Exams in the Age of AI: What Are We Really Testing?
I asked this question in my notes last week and got some interesting answers, so I decided to write a post about it: I just saw in the news that professors are going back to oral exams to prevent students from using AI. What do you think about this? What surprised me wasn’t just the range of opinions, but how each response touched a different layer of the same problem. As a data scientist, I can’t help but see this less as an “AI cheating” issue and more as a signal that our evaluation systems are being stress-tested by a new variable they weren’t designed for.
One of the comments mentioned that many STEM exams in Russian universities have traditionally been oral and extremely difficult. That resonated with me. Oral exams force you to expose your reasoning in real time, there’s no hiding behind polished output. You can’t just arrive at the right answer; you have to justify how you got there, respond to follow-up questions, and adapt when challenged. From a data science perspective, this is closer to how expertise actually shows up in practice. In real work, nobody hands you a perfectly phrased problem and gives you unlimited time to respond. You’re constantly asked to explain assumptions, defend trade-offs, and revise your thinking on the fly. Oral exams, when done well, measure understanding rather than pattern reproduction.

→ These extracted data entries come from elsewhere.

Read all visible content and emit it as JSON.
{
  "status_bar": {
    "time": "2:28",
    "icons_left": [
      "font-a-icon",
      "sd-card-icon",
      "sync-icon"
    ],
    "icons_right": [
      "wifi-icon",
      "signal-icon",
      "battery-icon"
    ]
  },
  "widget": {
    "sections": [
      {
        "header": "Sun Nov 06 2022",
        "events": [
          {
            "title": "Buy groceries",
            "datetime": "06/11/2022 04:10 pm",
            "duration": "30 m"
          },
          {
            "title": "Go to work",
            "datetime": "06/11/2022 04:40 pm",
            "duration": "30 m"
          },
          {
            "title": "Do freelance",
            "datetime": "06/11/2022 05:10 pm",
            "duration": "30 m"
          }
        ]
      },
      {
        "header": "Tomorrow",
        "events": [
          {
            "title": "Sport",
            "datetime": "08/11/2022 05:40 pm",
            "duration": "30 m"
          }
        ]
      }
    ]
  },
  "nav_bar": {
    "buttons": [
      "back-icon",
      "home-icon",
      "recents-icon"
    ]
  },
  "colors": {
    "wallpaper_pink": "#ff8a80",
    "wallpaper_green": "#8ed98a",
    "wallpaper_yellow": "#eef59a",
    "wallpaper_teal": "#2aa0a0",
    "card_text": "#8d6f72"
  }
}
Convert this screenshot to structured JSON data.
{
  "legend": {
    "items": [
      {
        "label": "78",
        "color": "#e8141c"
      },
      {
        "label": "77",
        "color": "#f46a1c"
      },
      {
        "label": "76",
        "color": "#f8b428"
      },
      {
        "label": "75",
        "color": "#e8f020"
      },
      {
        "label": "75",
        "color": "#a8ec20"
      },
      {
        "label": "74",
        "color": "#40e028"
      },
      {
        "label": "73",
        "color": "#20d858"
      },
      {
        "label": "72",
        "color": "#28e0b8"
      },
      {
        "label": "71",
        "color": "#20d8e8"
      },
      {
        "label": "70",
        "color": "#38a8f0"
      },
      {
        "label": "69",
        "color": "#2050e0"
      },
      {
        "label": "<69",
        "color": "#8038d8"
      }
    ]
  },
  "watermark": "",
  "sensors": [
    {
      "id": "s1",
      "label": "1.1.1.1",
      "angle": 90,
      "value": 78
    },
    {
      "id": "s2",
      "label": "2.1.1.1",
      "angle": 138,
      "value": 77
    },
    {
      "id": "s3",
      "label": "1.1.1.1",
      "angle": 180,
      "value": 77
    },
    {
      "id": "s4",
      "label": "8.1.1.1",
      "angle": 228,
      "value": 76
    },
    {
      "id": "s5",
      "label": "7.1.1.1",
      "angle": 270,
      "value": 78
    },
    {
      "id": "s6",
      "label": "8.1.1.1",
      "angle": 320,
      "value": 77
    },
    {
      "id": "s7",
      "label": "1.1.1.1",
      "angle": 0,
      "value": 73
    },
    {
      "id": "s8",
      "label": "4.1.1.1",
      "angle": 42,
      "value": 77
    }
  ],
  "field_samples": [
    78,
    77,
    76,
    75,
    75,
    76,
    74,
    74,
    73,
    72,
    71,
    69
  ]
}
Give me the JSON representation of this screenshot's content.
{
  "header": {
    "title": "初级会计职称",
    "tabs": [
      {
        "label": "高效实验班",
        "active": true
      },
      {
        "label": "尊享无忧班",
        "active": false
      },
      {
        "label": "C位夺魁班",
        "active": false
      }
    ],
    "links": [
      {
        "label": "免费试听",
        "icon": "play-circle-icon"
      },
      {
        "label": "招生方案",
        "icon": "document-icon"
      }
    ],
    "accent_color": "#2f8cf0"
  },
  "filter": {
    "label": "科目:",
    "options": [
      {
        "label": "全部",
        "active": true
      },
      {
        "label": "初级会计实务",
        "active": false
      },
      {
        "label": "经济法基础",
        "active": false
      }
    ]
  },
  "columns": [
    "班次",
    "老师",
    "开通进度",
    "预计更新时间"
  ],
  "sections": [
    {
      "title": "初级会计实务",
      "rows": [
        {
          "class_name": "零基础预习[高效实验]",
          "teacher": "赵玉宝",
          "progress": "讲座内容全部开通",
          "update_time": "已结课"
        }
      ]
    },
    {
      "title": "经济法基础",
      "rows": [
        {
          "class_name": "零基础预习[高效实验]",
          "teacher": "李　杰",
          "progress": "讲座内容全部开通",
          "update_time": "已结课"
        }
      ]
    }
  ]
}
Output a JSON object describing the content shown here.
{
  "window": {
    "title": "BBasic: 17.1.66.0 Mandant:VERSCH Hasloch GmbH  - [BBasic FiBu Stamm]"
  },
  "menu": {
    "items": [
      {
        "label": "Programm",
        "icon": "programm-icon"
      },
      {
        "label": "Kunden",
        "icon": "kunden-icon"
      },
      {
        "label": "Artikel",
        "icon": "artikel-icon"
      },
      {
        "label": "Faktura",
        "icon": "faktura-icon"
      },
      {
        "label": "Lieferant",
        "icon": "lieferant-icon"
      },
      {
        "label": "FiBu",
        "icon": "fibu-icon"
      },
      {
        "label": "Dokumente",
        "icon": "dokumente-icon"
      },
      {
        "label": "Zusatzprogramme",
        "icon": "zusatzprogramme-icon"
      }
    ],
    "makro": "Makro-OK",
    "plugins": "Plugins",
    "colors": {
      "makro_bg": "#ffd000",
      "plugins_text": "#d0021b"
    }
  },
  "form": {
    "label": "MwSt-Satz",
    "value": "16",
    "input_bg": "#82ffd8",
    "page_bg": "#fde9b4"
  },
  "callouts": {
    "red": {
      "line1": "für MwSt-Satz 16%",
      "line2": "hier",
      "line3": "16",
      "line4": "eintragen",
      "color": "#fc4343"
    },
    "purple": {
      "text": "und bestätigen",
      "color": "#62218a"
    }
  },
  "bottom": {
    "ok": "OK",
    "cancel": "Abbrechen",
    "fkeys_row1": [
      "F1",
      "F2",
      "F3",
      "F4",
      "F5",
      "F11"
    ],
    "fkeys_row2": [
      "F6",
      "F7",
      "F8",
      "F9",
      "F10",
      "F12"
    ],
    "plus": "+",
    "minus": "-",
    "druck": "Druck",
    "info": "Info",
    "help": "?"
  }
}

Another comment pointed out that this doesn’t mean students can’t use AI, it just means they still need to learn the material well enough to speak about it. I think that distinction is crucial. AI is already a learning tool, whether institutions like it or not. Trying to ban it entirely is like trying to ban calculators after they already exist. The more interesting question is how we design assessments so that AI use shifts from shortcut to scaffold. If a student uses AI to study, practice explanations, or test their understanding, and then has to demonstrate that understanding orally, that’s not a failure of education, that’s arguably a better alignment between tools and outcomes.
There was also a comment praising oral exams for valuing communication skills, which are undeniably important in the real world. As someone working in data science, I can say this is true but incomplete. Yes, being able to explain complex ideas clearly is a career advantage. But another comment rightly raised concerns about accessibility: oral exams can be a real barrier for people with speech impediments, neurodivergence, anxiety, or even just discomfort hearing their own voice. From a systems perspective, this matters. If an assessment method systematically disadvantages certain groups, then its signal is noisy. You’re no longer measuring “who understands the material,” you’re measuring “who performs best under a very specific social constraint.”
What I take away from all these comments is that oral exams aren’t inherently good or bad, they’re a tool. And like any tool, their value depends on how and why they’re used. AI didn’t break education; it exposed how much of our testing was optimized for recall rather than reasoning. The real question isn’t “how do we stop students from using AI?” but “are our pedagogy and evaluation methods keeping up with the world students are entering?” From a data scientist’s lens, if your metric is easy to game, you don’t blame the player, you redesign the metric.


I've been teaching different engineering subjects since 2014, may be this sound heretic, but I don't use writting exams a long time ago.